For Love of Money!
“[Hashem told Moshe to] “COMMAND” Aharon and his children about the laws of the korban Olah…” (Vayikrah 6:2)
Rashi questions the terminology used by Hashem. In most instances, Moshe was instructed to “speak to” Aharon. Yet here it says “command”. Why? Rashi explains that the word “command” was used to give Aharon and his descendants extra encouragement and reinforcement to do this mitzvah. Rabbi Shimon said that extra encouragement was needed in situations that involve monetary loss. Unlike other korbanos (sacrifices), the korban Olah was totally burnt on the altar, and the Kohanim did not receive any benefit from its meat. Thus, it was a loss of money for them.
The obvious question is, why would such a tzadik as Aharon, need the extra encouragement? Would love of money cause him to refuse to bring a korban Olah?? We see in Parshas Behaloscha that Aharon was saddened that neither he nor his shevet (tribe) was asked to participate in the dedication of the Mishkan (Tabernacle). Only when Hashem told Aharon that he would have a more important job – of lighting the Menorah, did Aharon feel better. That was because Aharon cherished doing mitzvos. If mitzvos were so beloved by him, why did he need the extra encouragement to sacrifice the korban Olah?
The fact that Aharon still needed the extra encouragement, teaches us the power that money has over us. We all have an inborn desire for money. Even a great and holy person such as Aharon could be slightly affected by that desire. That could cause him to hesitate ever so slightly before sacrificing a korban Olah. Certainly, this desire for money can impact the rest of us.
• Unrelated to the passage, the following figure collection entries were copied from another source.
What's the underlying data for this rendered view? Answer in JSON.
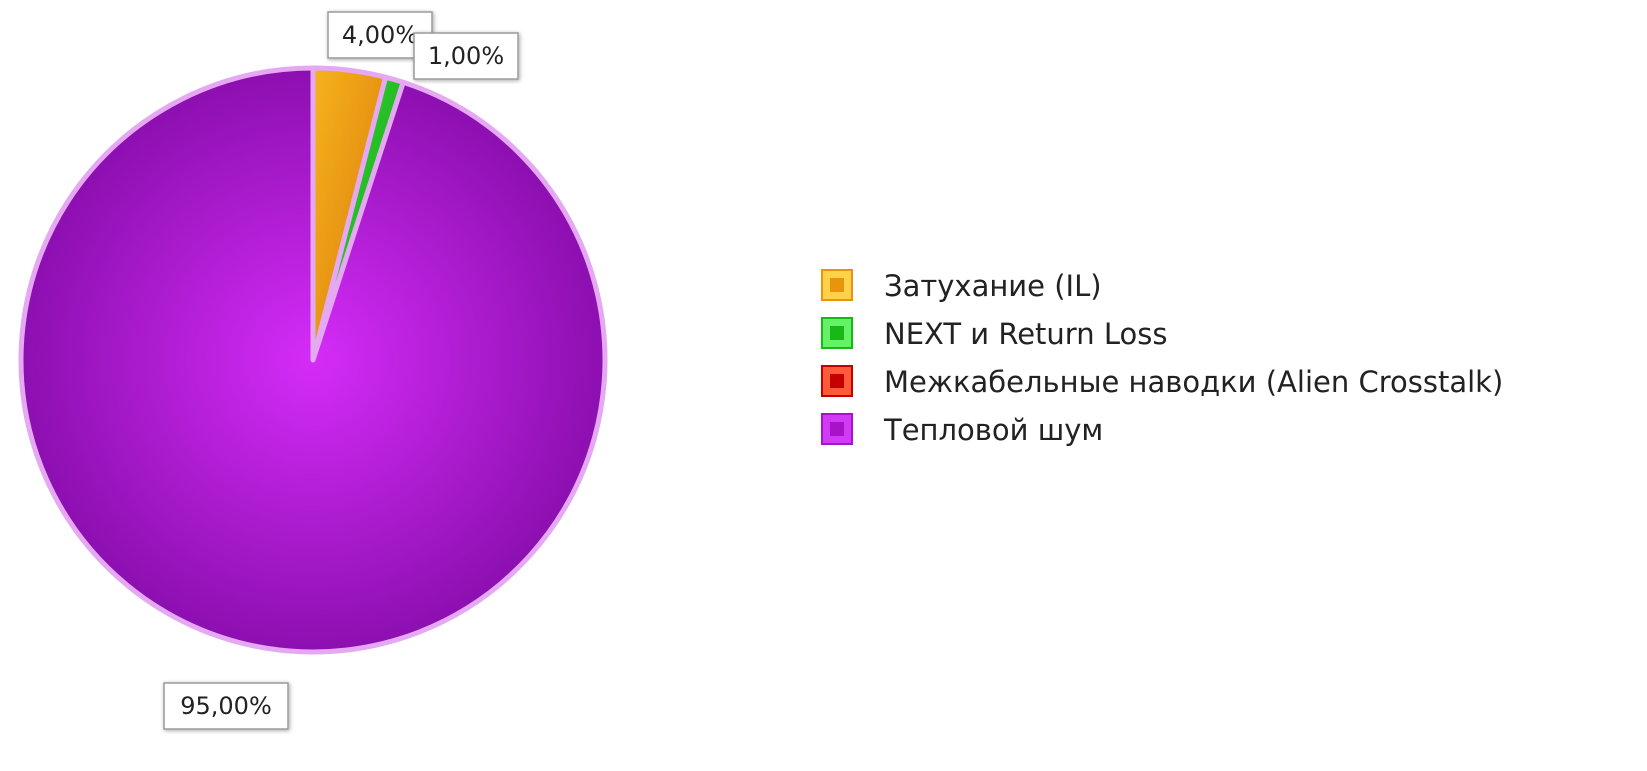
{
  "chart_data": {
    "type": "pie",
    "title": "",
    "series": [
      {
        "name": "Затухание (IL)",
        "value": 4.0,
        "label": "4,00%",
        "color": "#E8940C",
        "color_light": "#FFD24A"
      },
      {
        "name": "NEXT и Return Loss",
        "value": 1.0,
        "label": "1,00%",
        "color": "#19B819",
        "color_light": "#66F266"
      },
      {
        "name": "Межкабельные наводки (Alien Crosstalk)",
        "value": 0.0,
        "label": "",
        "color": "#C40000",
        "color_light": "#FF5A3A"
      },
      {
        "name": "Тепловой шум",
        "value": 95.0,
        "label": "95,00%",
        "color": "#A514C8",
        "color_light": "#D23BF5"
      }
    ],
    "start_angle": "12 o'clock",
    "direction": "clockwise",
    "slice_border_color": "#E5A8F2",
    "legend_position": "right"
  }
}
It can cause us to rationalize less than honest behavior. What a difficult challenge we have!
There’s a story of a vicious anti-Semite who hated Jews, without ever having met a Jew. Once, he had business dealings with a specific individual and was impressed by that person’s integrity and helpfulness. When that person told him he was a Jew, the anti-Semite couldn’t believe it. Sometime later, the anti-Semite visited the Jew and thanked him for changing his perspective about all Jews. He was now a lover of Jews.
In Rabbi Yaakov Kaminetsky’s town in Europe, a Jew made a Kiddush Hashem by returning the extra change given to him by the postmaster. The postmaster thought it was a fluke. He started testing other Jews by intentionally giving them extra change. They all returned the extra money. Their actions made such a great Kiddush Hashem. When the Nazis entered the town, there was only one non-Jew who worked tirelessly to save Jews. It was the postmaster!
We must be so careful in our business dealings or any dealings involving money. We must always have integrity in our business dealings with both Jews and non-Jews.